Geslinger reportedly met with White House officials this week to discuss the semiconductor supply chain. Last week, President Biden indicated that U.S. Senate leaders would soon introduce new legislation to address the ongoing shortage. In February, President Biden signed an executive order for $37 billion in funding to support semiconductor chip manufacturing in the U.S.
Recently, the Alliance for Automotive Innovation, a trade group representing a variety of major automotive manufacturers and suppliers, including General Motors, urged the U.S. government to address the shortage, asking in a letter to build new capacity that will support the industry and mitigate risks to the supply chain.

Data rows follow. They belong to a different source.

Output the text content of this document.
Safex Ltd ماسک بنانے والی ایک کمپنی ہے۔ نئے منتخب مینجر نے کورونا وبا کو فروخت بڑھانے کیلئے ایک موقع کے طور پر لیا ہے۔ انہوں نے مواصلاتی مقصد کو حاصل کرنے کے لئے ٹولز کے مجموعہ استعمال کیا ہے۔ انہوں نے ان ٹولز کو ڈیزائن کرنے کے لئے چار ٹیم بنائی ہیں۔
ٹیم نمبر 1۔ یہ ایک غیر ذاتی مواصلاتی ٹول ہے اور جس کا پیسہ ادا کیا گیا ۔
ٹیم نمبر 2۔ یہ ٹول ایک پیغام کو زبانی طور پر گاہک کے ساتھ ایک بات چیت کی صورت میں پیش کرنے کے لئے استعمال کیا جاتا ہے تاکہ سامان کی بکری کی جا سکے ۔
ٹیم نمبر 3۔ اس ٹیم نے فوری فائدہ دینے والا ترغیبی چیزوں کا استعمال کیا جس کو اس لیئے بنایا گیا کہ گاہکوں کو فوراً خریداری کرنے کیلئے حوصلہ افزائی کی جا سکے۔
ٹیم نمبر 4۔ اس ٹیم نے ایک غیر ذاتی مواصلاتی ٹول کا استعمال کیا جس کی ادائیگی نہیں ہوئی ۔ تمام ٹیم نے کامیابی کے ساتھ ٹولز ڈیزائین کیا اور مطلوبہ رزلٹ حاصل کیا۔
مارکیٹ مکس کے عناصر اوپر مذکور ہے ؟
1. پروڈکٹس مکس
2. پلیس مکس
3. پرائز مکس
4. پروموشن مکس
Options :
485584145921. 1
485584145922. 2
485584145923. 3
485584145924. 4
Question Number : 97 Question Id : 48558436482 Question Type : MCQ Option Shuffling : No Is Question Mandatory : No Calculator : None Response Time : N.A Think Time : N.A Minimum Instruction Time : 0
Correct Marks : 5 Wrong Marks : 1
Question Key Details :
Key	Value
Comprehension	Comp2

According to the recent Reuters report, Geslinger has indicated that Intel would open its existing factory network to provide more immediate relief for auto companies impacted by the semi-conductor shortage.
Some estimates put GM’s impacted production numbers at 60,000 fewer new GM vehicles built in North America alone, with 216,000 fewer GM vehicles built globally. General Motors has indicated that the shortage could eat into its earnings this year by as much as $2 billion.
General Motors recently announced that it would idle production at its Lansing Delta Township facility in Michigan and Spring Hill Assembly facility in Tennessee as a result of the shortage. The production cuts are just the latest in a series of production impacts resulting from the shortage.